Relaxing at Pipemaker's Park. Photo by Lisa Wardle.
Residents from Melbourne's western suburbs can tell you a thing or two about history - like the story behind Melbourne's mansions.
They were mostly built in Melbourne's Eastern suburbs, but only because of the money generated by the industries in the west. And while we all know about Gallipoli, where do you think they made the bullets? All done on the Western front - in Melbourne's industrial heartland.
Many industries such as ammunition factories, blue stone quarries and foundries flanked the banks of the Maribyrnong River. Smoke filled the fiery sky, sulphurous fumes rose from furnaces and animal and industrial waste spewed into the Maribyrnong River.
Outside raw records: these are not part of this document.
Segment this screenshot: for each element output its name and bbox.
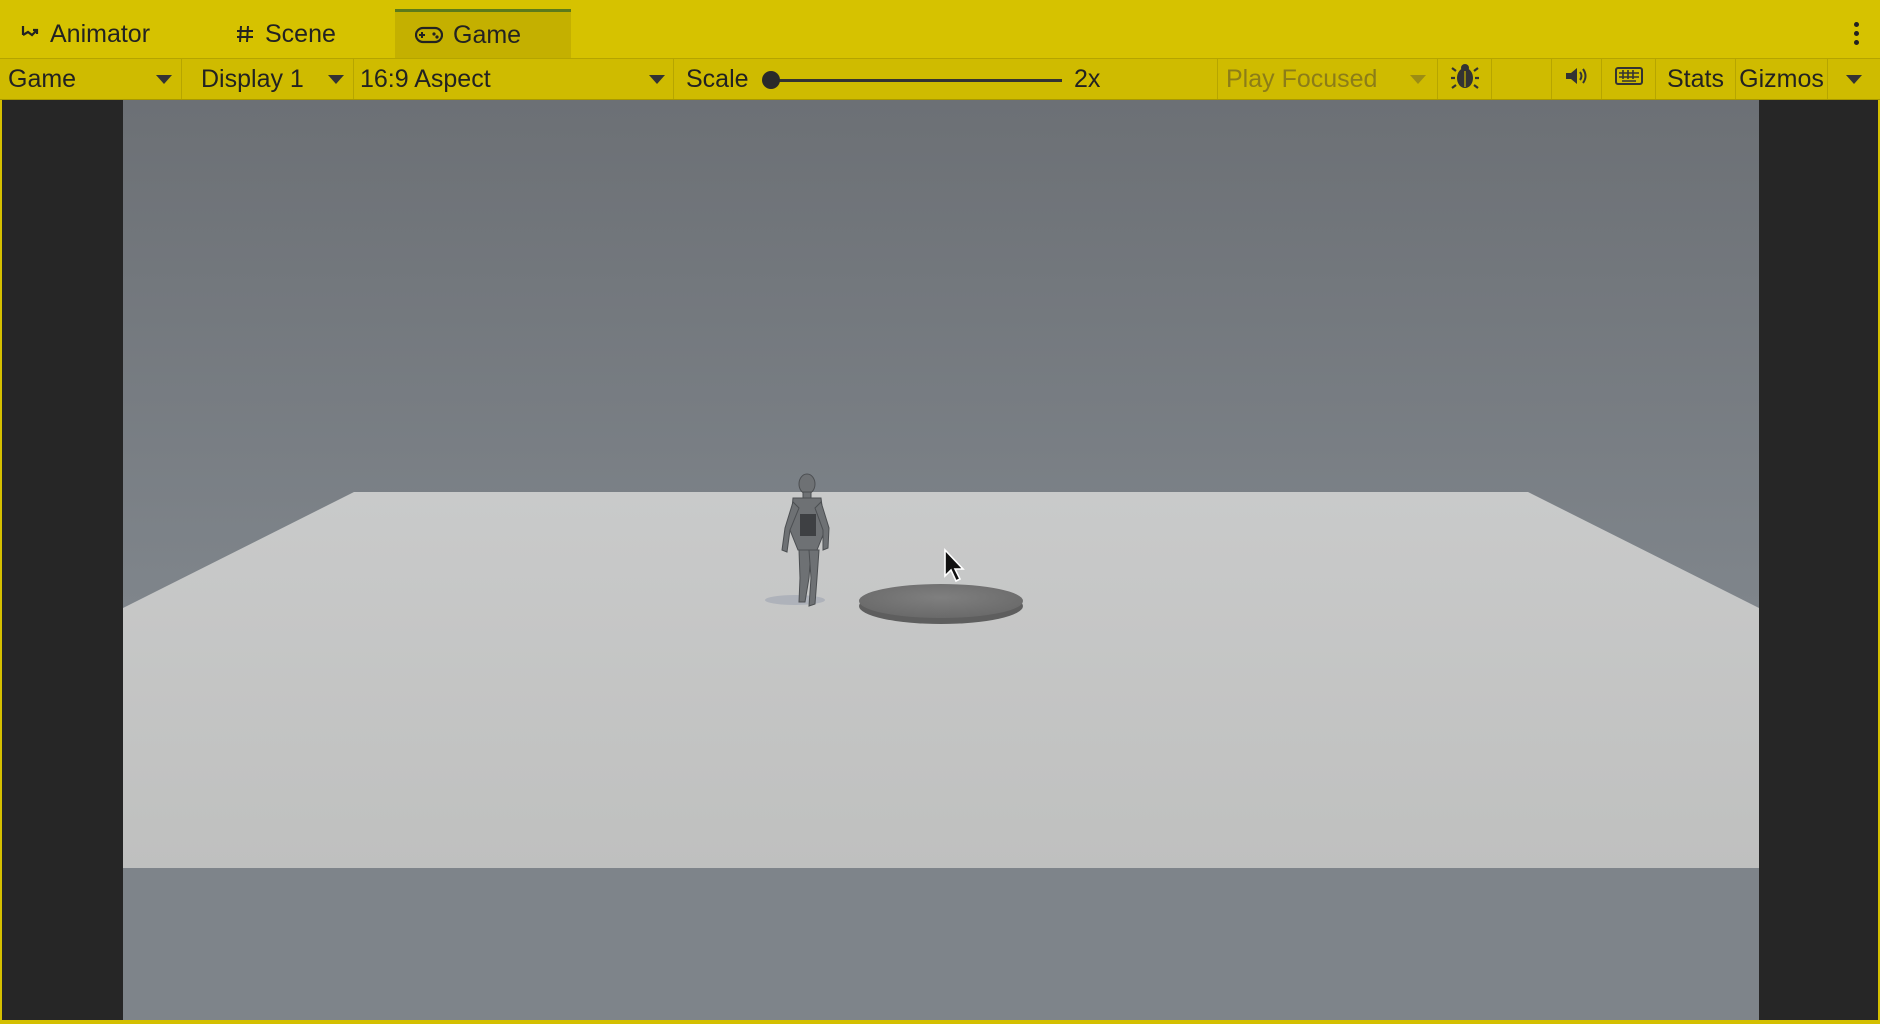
view-mode-value: Game (8, 64, 77, 93)
shortcuts-toggle[interactable] (1602, 59, 1656, 99)
view-mode-dropdown[interactable]: Game (0, 59, 182, 99)
window-bottom-border (0, 1020, 1880, 1024)
aspect-dropdown[interactable]: 16:9 Aspect (354, 59, 674, 99)
mouse-cursor-icon (943, 547, 967, 589)
scale-slider-thumb[interactable] (762, 71, 780, 89)
tab-bar: Animator Scene Game (0, 0, 1880, 58)
floor-front-edge (123, 868, 1759, 1020)
keyboard-icon (1614, 65, 1644, 94)
scale-value: 2x (1074, 65, 1101, 93)
stats-label: Stats (1667, 64, 1724, 93)
chevron-down-icon (1846, 75, 1862, 84)
chevron-down-icon (156, 75, 172, 84)
gamepad-icon (415, 26, 443, 44)
play-mode-dropdown[interactable]: Play Focused (1218, 59, 1438, 99)
bug-icon (1450, 61, 1480, 98)
scene-grid-icon (235, 24, 255, 44)
gizmos-menu-dropdown[interactable] (1828, 59, 1880, 99)
tab-label: Scene (265, 19, 336, 48)
scale-label: Scale (686, 64, 749, 93)
circular-platform (859, 584, 1023, 618)
stats-button[interactable]: Stats (1656, 59, 1736, 99)
tab-animator[interactable]: Animator (0, 10, 170, 58)
more-options-icon[interactable] (1852, 22, 1860, 46)
game-toolbar: Game Display 1 16:9 Aspect Scale 2x Play… (0, 58, 1880, 100)
scale-slider-track[interactable] (772, 79, 1062, 82)
floor-plane (123, 492, 1759, 868)
tab-label: Animator (50, 19, 151, 48)
chevron-down-icon (328, 75, 344, 84)
tab-game[interactable]: Game (395, 9, 571, 58)
speaker-icon (1564, 65, 1590, 94)
debug-toggle[interactable] (1438, 59, 1492, 99)
aspect-value: 16:9 Aspect (360, 64, 491, 93)
game-viewport[interactable] (123, 100, 1759, 1020)
tab-label: Game (453, 20, 522, 49)
display-value: Display 1 (201, 64, 304, 93)
scene-render (123, 473, 1759, 1020)
display-dropdown[interactable]: Display 1 (182, 59, 354, 99)
chevron-down-icon (649, 75, 665, 84)
chevron-down-icon (1410, 75, 1426, 84)
game-view[interactable] (2, 100, 1878, 1020)
animator-icon (20, 24, 40, 44)
play-mode-value: Play Focused (1226, 64, 1378, 93)
tab-scene[interactable]: Scene (215, 10, 356, 58)
gizmos-button[interactable]: Gizmos (1736, 59, 1828, 99)
gizmos-label: Gizmos (1739, 64, 1824, 93)
mute-audio-toggle[interactable] (1552, 59, 1602, 99)
toolbar-spacer (1492, 59, 1552, 99)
Today the river is clean. No one misses the pollution, but some older locals hark back to the days of manufacturing greatness.
Some wanted the whole of the Maribyrnong River Valley preserved like Ironbridge in England - an industrial valley with a worldwide heritage listing.
Instead preservation has mostly been limited to Pipemakers Park. The 19.3 historical park, run by Parks Victoria, celebrates one of the oldest industrial sites in Australia.
Between 1847-1852, the area housed a boiling down work one of the earliest industries in the Port Phillip District. Huge vats of candle making tallow (boiled animal fat) were floated by barge down the Maribyrnong.
Between 1868 to the 1880s, the park housed the largest meat cannery in Australia. The Melbourne Meat Preserving Company employed 231 men and boys. A huge 1874 bluestone building still stands as testament to this massive meatworks.
Hume Pipeworks, manufactured Walter Hume's 1911 invention, steel-reinforced concrete piping. This new technology took the world by storm drain. Hume's pipes in Melbourne's sewerage and draining systems helped gain Melbourne's reputation as one of the most liveable cities in the world.
Pipemakers Park is named after the workers who once toiled on this site. Sculpture and picnic tables created from the leftover pipes remind visitors of the past. There are also free electric barbecues.
Since 1989, Hume's old fitters' and turners' workshop has housed the Living Museum of the West.
This museum breaks with tradition by focussing on oral storytelling and photographs rather than collecting objects. Here you will find information on the West's history from the days when the Wurundjeri people watched over the land through to industrial times.
Outside the Living Museum, the gardens replicate history within a series of garden beds. There are plants like kangaroo grass and yam daisy, once a staple diet of the Wurundjeri people, mosaic hoof prints representing the coming of European livestock, then a colonial garden with cottage plants and stone walls. Further stepping stones lead to the Mediterranean garden reflecting the migrant workers who toiled for Hume's Pipeworks during the 1950s.
There is even a jetty for those wishing to arrive by boat. The Blackbird tourist ferry (c.1926) cruises in as a regular visitor. Her captain, Peter Somerville, claims the Maribyrnong once considered the Cinderella river, is wider and cleaner than its step-sister the Yarra.
Recreational facilities abound in Pipemakers Park. People canoe downstream and cycle along the bluestone banks now lining the river. There are even people fishing as the Maribyrnong regains its title as Bream Stream.
A triumphant return for this once abused and polluted industrial wasteland.